Teaching staff and students from the IMH Campus on Digital and Advanced Manufacturing come to Tekniker’s facilties to evaluate a number of problems/situations related to robot maintenance focused on using interactive natural language voice solutions.

In order to facilitate and improve the productivity of certain industrial processes, the consortium comprising Vicomtech, UPV/EHU, Ikor, IMH, UZEI and Tekniker, is currently developing and implementing interaction mechanisms between operators and machines to make further progress with regard to establishing an interaction with industrial machines based on using natural language.

Consequently, and within the framework of the so-called EKIN project, Vicomtech, UPV/EHU and Tekniker have developed a conversational assistant that provides interactive access to information available in technical manuals by combining advanced Question Answering techniques and Dialogue Systems.
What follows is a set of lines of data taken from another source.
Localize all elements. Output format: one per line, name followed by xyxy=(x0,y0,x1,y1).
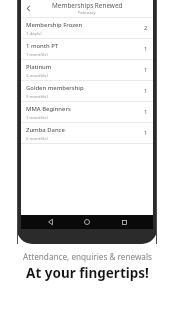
staticText: Platinum xyxy=(26,63,52,71)
button[interactable]: 1 month PT xyxy=(21,39,153,59)
staticText: 1 day(s) xyxy=(26,30,42,36)
staticText: 3 month(s) xyxy=(26,93,48,99)
button[interactable]: Back xyxy=(44,215,58,229)
staticText: 2 month(s) xyxy=(26,135,48,141)
button[interactable]: Membership Frozen xyxy=(21,18,153,38)
staticText: 2 xyxy=(144,24,148,32)
staticText: 1 month PT xyxy=(26,42,59,50)
staticText: Attendance, enquiries & renewals xyxy=(23,251,152,262)
staticText: 1 xyxy=(144,87,148,95)
button[interactable]: Platinum xyxy=(21,60,153,80)
staticText: 1 xyxy=(144,45,148,53)
button[interactable]: Back xyxy=(22,2,35,15)
staticText: February xyxy=(78,10,96,16)
staticText: Memberships Renewed xyxy=(52,1,123,10)
staticText: 1 month(s) xyxy=(26,114,48,120)
button[interactable]: Home xyxy=(80,215,94,229)
staticText: Golden membership xyxy=(26,84,84,92)
button[interactable]: Golden membership xyxy=(21,81,153,101)
staticText: At your fingertips! xyxy=(26,264,149,282)
staticText: MMA Beginners xyxy=(26,105,71,113)
staticText: 1 xyxy=(144,66,148,74)
button[interactable]: MMA Beginners xyxy=(21,102,153,122)
staticText: 1 xyxy=(144,108,148,116)
staticText: Zumba Dance xyxy=(26,126,65,134)
staticText: 1 xyxy=(144,129,148,137)
staticText: 2 month(s) xyxy=(26,72,48,78)
staticText: Membership Frozen xyxy=(26,21,83,29)
button[interactable]: Zumba Dance xyxy=(21,123,153,143)
staticText: 1 month(s) xyxy=(26,51,48,57)
button[interactable]: Recents xyxy=(117,215,131,229)
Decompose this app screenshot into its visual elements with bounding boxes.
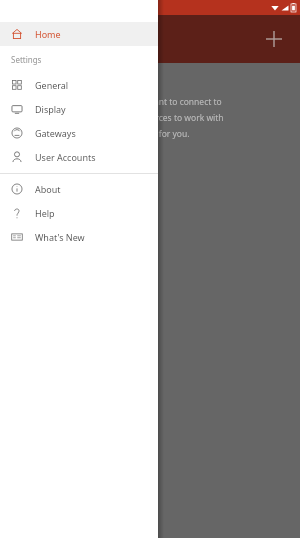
button[interactable]: Home: [0, 22, 158, 46]
button[interactable]: Display: [0, 97, 158, 121]
staticText: General: [35, 79, 69, 91]
staticText: User Accounts: [35, 151, 96, 163]
button[interactable]: Add: [256, 21, 292, 57]
button[interactable]: Help: [0, 201, 158, 225]
button[interactable]: User Accounts: [0, 145, 158, 169]
button[interactable]: General: [0, 73, 158, 97]
staticText: Settings: [11, 54, 42, 65]
staticText: About: [35, 183, 61, 195]
staticText: Gateways: [35, 127, 76, 139]
button[interactable]: What's New: [0, 225, 158, 249]
staticText: Display: [35, 103, 66, 115]
button[interactable]: Gateways: [0, 121, 158, 145]
staticText: Help: [35, 207, 55, 219]
staticText: What's New: [35, 231, 85, 243]
staticText: Home: [35, 28, 61, 40]
staticText: that your administrator has set up for y…: [20, 128, 190, 140]
button[interactable]: About: [0, 177, 158, 201]
staticText: Select the PC or server that you want to…: [20, 96, 222, 108]
staticText: or the workspace of remote resources to …: [20, 112, 224, 124]
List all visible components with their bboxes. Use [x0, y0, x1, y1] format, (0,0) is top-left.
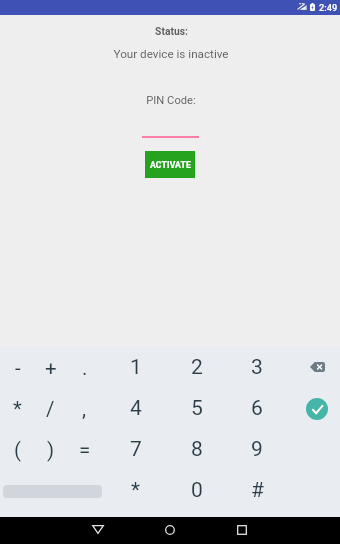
button[interactable]: 0 — [167, 470, 227, 511]
staticText: 8 — [191, 437, 203, 462]
button[interactable]: * — [106, 470, 166, 511]
staticText: + — [45, 356, 57, 380]
staticText: Your device is inactive — [113, 47, 229, 61]
staticText: # — [251, 478, 264, 503]
staticText: * — [131, 478, 141, 503]
staticText: , — [82, 397, 87, 421]
staticText: ACTIVATE — [150, 160, 191, 170]
button[interactable]: ACTIVATE — [145, 151, 195, 178]
button[interactable]: Enter — [294, 388, 340, 429]
button[interactable]: = — [68, 429, 101, 470]
staticText: = — [79, 438, 91, 462]
button[interactable]: # — [227, 470, 287, 511]
button[interactable]: 5 — [167, 388, 227, 429]
staticText: PIN Code: — [146, 94, 196, 107]
staticText: 9 — [251, 437, 263, 462]
button[interactable]: Recents — [218, 517, 266, 544]
staticText: Status: — [155, 25, 188, 37]
button[interactable]: 6 — [227, 388, 287, 429]
staticText: 2 — [191, 355, 203, 380]
button[interactable]: 9 — [227, 429, 287, 470]
staticText: . — [82, 356, 88, 380]
staticText: 2:49 — [319, 2, 338, 13]
button[interactable]: + — [34, 347, 67, 388]
staticText: ) — [47, 438, 55, 462]
staticText: 5 — [191, 396, 203, 421]
button[interactable]: Backspace — [294, 347, 340, 388]
button[interactable]: 3 — [227, 347, 287, 388]
staticText: / — [46, 397, 55, 421]
button[interactable]: 1 — [106, 347, 166, 388]
button[interactable]: Home — [146, 517, 194, 544]
staticText: ( — [14, 438, 22, 462]
staticText: 0 — [191, 478, 203, 503]
staticText: 3 — [251, 355, 263, 380]
button[interactable]: * — [1, 388, 34, 429]
button[interactable]: . — [68, 347, 101, 388]
button[interactable]: ( — [1, 429, 34, 470]
staticText: 4 — [130, 396, 142, 421]
button[interactable]: 7 — [106, 429, 166, 470]
button[interactable]: 8 — [167, 429, 227, 470]
button[interactable]: PIN Code input — [142, 118, 199, 138]
staticText: 7 — [130, 437, 142, 462]
button[interactable]: / — [34, 388, 67, 429]
button[interactable]: 2 — [167, 347, 227, 388]
staticText: - — [15, 356, 21, 380]
staticText: 1 — [130, 355, 142, 380]
staticText: 6 — [251, 396, 263, 421]
button[interactable]: , — [68, 388, 101, 429]
button[interactable]: ) — [34, 429, 67, 470]
button[interactable]: 4 — [106, 388, 166, 429]
button[interactable]: - — [1, 347, 34, 388]
button[interactable]: Back — [74, 517, 122, 544]
staticText: * — [13, 397, 22, 421]
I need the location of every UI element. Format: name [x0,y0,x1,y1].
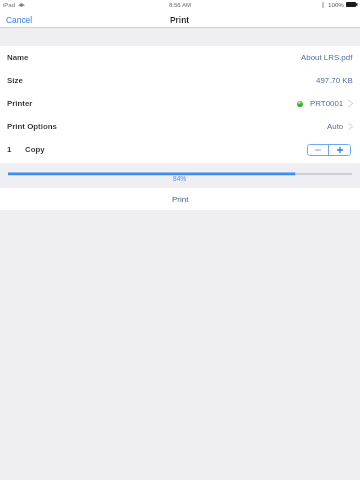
button[interactable]: Decrease copies [307,144,328,156]
staticText: Print [170,15,190,24]
staticText: Print [172,195,189,204]
staticText: PRT0001 [310,99,344,108]
staticText: 1 [7,145,12,154]
button[interactable]: Increase copies [329,144,351,156]
staticText: Print Options [7,122,57,131]
button[interactable]: Name [0,46,360,69]
staticText: Size [7,76,23,85]
staticText: Printer [7,99,33,108]
button[interactable]: Cancel [6,15,33,24]
button[interactable]: Print [0,188,360,210]
staticText: Copy [25,145,45,154]
staticText: 100% [328,1,344,8]
staticText: iPad [3,2,16,9]
button[interactable]: Printer [0,92,360,115]
staticText: About LRS.pdf [301,53,353,62]
staticText: Cancel [6,15,33,24]
staticText: 497.70 KB [316,76,353,85]
staticText: 84% [173,175,187,182]
staticText: Auto [327,122,344,131]
staticText: 8:56 AM [169,2,192,9]
button[interactable]: Size [0,69,360,92]
button[interactable]: Print Options [0,115,360,138]
staticText: Name [7,53,29,62]
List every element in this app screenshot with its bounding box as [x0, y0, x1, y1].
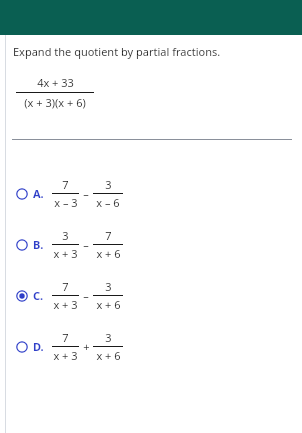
staticText: – [83, 288, 89, 303]
staticText: D. [33, 339, 44, 354]
staticText: 3 [105, 330, 112, 345]
staticText: B. [33, 237, 44, 252]
staticText: x + 3 [53, 297, 78, 312]
staticText: x + 6 [96, 297, 121, 312]
staticText: 7 [62, 330, 69, 345]
staticText: – [83, 186, 89, 201]
staticText: x – 3 [54, 195, 78, 210]
button[interactable]: B. [0, 219, 302, 270]
staticText: 3 [105, 177, 112, 192]
staticText: x + 6 [96, 348, 121, 363]
staticText: x + 6 [96, 246, 121, 261]
staticText: 7 [62, 279, 69, 294]
staticText: x – 6 [96, 195, 120, 210]
staticText: 4x + 33 [37, 75, 74, 90]
staticText: (x + 3)(x + 6) [24, 95, 86, 110]
staticText: A. [33, 186, 44, 201]
button[interactable]: A. [0, 168, 302, 219]
staticText: + [83, 339, 90, 354]
staticText: x + 3 [53, 246, 78, 261]
button[interactable]: D. [0, 321, 302, 372]
staticText: 7 [62, 177, 69, 192]
staticText: Expand the quotient by partial fractions… [13, 44, 221, 59]
staticText: C. [33, 288, 44, 303]
staticText: 7 [105, 228, 112, 243]
staticText: 3 [105, 279, 112, 294]
button[interactable]: C. [0, 270, 302, 321]
staticText: x + 3 [53, 348, 78, 363]
staticText: 3 [62, 228, 69, 243]
staticText: – [83, 237, 89, 252]
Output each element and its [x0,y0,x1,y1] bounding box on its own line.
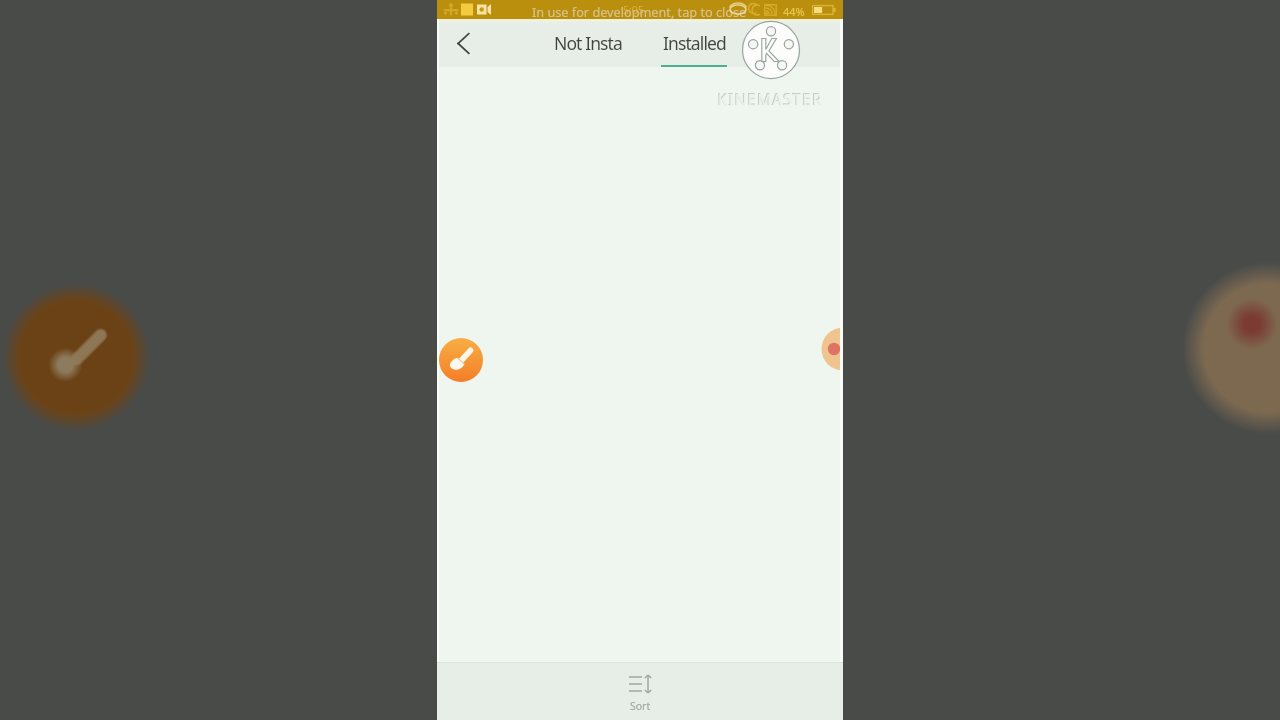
button[interactable]: Installed [652,19,736,67]
staticText: KINEMASTER [718,89,824,110]
staticText: Not Insta [554,31,622,55]
button[interactable]: Sort [580,666,700,718]
staticText: KINEMASTER [717,88,823,109]
button[interactable]: Back [439,19,485,67]
button[interactable]: Not Insta [545,19,630,67]
staticText: 44% [783,4,805,19]
staticText: 5:05 [623,3,644,17]
staticText: Installed [663,31,726,55]
staticText: Sort [630,699,651,713]
staticText: In use for development, tap to close [532,3,747,20]
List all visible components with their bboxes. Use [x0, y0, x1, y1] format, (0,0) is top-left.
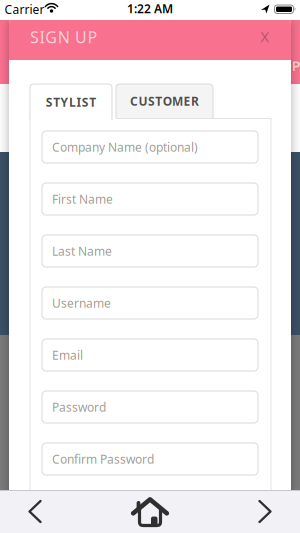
- staticText: Carrier: [4, 2, 44, 17]
- button[interactable]: CUSTOMER: [116, 84, 213, 118]
- button[interactable]: Home: [120, 490, 180, 533]
- button[interactable]: Back: [5, 490, 65, 533]
- staticText: CUSTOMER: [130, 93, 199, 109]
- staticText: P: [292, 56, 300, 76]
- button[interactable]: Forward: [235, 490, 295, 533]
- staticText: First Name: [52, 191, 113, 207]
- staticText: Company Name (optional): [52, 139, 198, 155]
- textField[interactable]: Confirm Password: [52, 451, 268, 467]
- textField[interactable]: Password: [52, 399, 268, 415]
- staticText: X: [260, 27, 270, 46]
- button[interactable]: Close: [254, 26, 276, 48]
- staticText: SIGN UP: [30, 26, 98, 48]
- textField[interactable]: First Name: [52, 191, 268, 207]
- staticText: Username: [52, 295, 111, 311]
- staticText: 1:22 AM: [127, 0, 173, 16]
- textField[interactable]: Username: [52, 295, 268, 311]
- textField[interactable]: Last Name: [52, 243, 268, 259]
- button[interactable]: STYLIST: [30, 84, 112, 120]
- staticText: Email: [52, 347, 83, 363]
- staticText: Last Name: [52, 243, 112, 259]
- staticText: STYLIST: [46, 94, 96, 110]
- textField[interactable]: Email: [52, 347, 268, 363]
- staticText: Confirm Password: [52, 451, 154, 467]
- staticText: Password: [52, 399, 106, 415]
- textField[interactable]: Company Name (optional): [52, 139, 268, 155]
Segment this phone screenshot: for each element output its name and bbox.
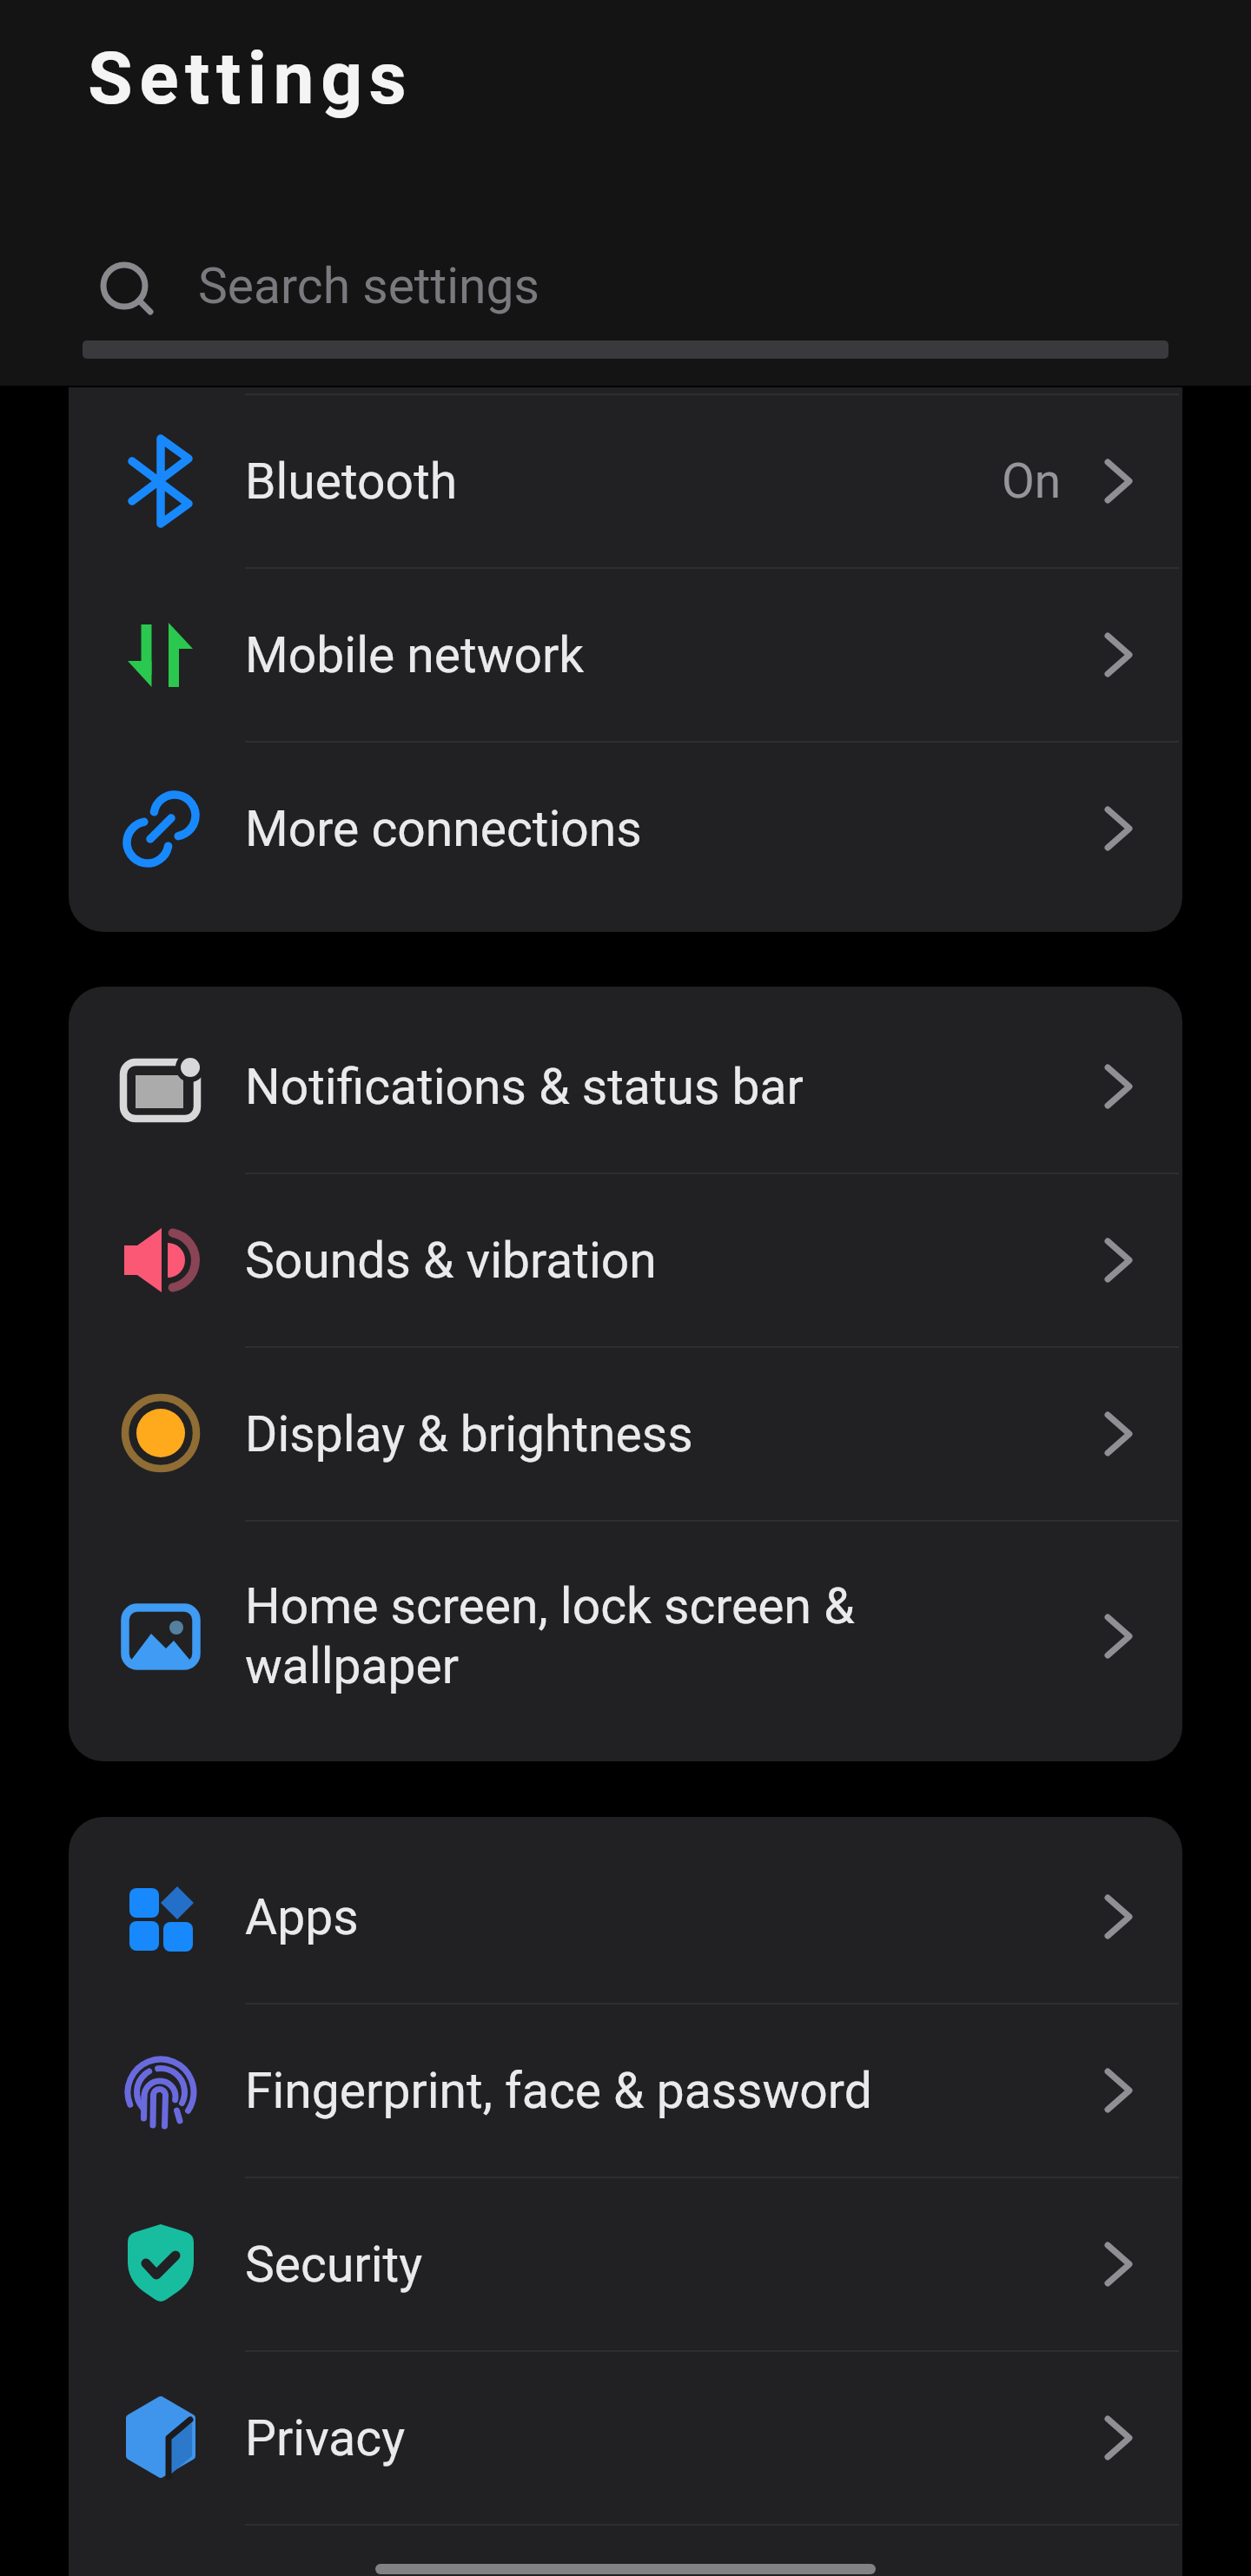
button[interactable]: Notifications & status bar [69,1001,1182,1172]
button[interactable]: Privacy [69,2352,1182,2524]
staticText: On [1002,453,1062,509]
button[interactable]: Security [69,2178,1182,2350]
staticText: Notifications & status bar [245,1058,804,1116]
staticText: Apps [245,1888,359,1946]
staticText: Mobile network [245,626,585,684]
button[interactable]: Bluetooth [69,395,1182,567]
button[interactable]: Home screen, lock screen & wallpaper [69,1522,1182,1751]
button[interactable]: Search settings [83,234,1168,359]
staticText: Fingerprint, face & password [245,2062,872,2120]
staticText: Privacy [245,2409,406,2467]
button[interactable]: Mobile network [69,569,1182,741]
staticText: Bluetooth [245,452,458,511]
button[interactable]: Fingerprint, face & password [69,2005,1182,2176]
staticText: Home screen, lock screen & wallpaper [245,1577,855,1695]
button[interactable]: Sounds & vibration [69,1174,1182,1346]
staticText: More connections [245,800,642,858]
staticText: Security [245,2236,423,2294]
button[interactable]: Display & brightness [69,1348,1182,1520]
staticText: Display & brightness [245,1405,693,1463]
staticText: Settings [88,36,414,121]
staticText: Search settings [198,257,539,315]
button[interactable]: Apps [69,1831,1182,2003]
button[interactable]: More connections [69,743,1182,915]
staticText: Sounds & vibration [245,1232,657,1290]
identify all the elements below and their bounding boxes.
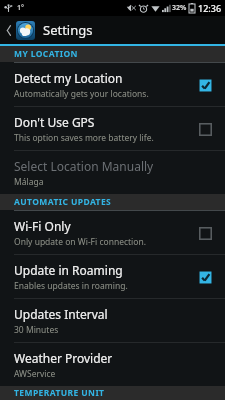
button[interactable]: Select Location Manually bbox=[0, 151, 225, 194]
button[interactable]: Back bbox=[0, 16, 225, 44]
staticText: Enables updates in roaming. bbox=[14, 280, 128, 292]
staticText: Málaga bbox=[14, 176, 44, 188]
button[interactable]: Weather Provider bbox=[0, 343, 225, 386]
staticText: 12:36 bbox=[198, 2, 222, 14]
staticText: Weather Provider bbox=[14, 350, 113, 366]
staticText: Updates Interval bbox=[14, 306, 108, 322]
button[interactable]: Detect my Location bbox=[0, 63, 225, 106]
button[interactable]: Update in Roaming bbox=[0, 255, 225, 298]
staticText: Select Location Manually bbox=[14, 158, 154, 174]
staticText: This option saves more battery life. bbox=[14, 132, 154, 144]
staticText: Automatically gets your locations. bbox=[14, 88, 149, 100]
other: Back bbox=[4, 20, 14, 40]
button[interactable]: Wi-Fi Only bbox=[0, 211, 225, 254]
button[interactable]: Don't Use GPS bbox=[0, 107, 225, 150]
staticText: 1° bbox=[17, 3, 24, 13]
staticText: Detect my Location bbox=[14, 70, 123, 86]
staticText: Update in Roaming bbox=[14, 262, 123, 278]
staticText: 32% bbox=[172, 3, 187, 13]
staticText: 30 Minutes bbox=[14, 324, 59, 336]
staticText: Only update on Wi-Fi connection. bbox=[14, 236, 146, 248]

More specifically, Tekniker has developed one of the components of this assistant in the form of a natural dialogue system based on semantic technologies and procedures described in technical manuals that will allow operators to carry out procedural tasks and information searches. One of its key activities is focused on compiling and labelling technical manuals.

In order to validate and evaluate EKIN’s quality and degree of usability in maintenance environments, teachers and students from the IMH campus on Digital and Advanced Manufacturing visited Tekniker’s facilities to make an overall assessment of problems/situations related to robot maintenance.

Robots are associated with information published in manuals so that when they interact with EKIN’s natural assistant their aim is to obtain all the information that is required to solve problems although without performing conventional information searches in manuals.

In this particular case, users, teachers and students, interacted via natural voice language and the assistant displayed all the relevant information on-screen.

Thanks to this experimentation, it has been possible to evaluate one of the main results that the EKIN project was expected to deliver: an assistive solution for maintenance procedures based on technical manuals.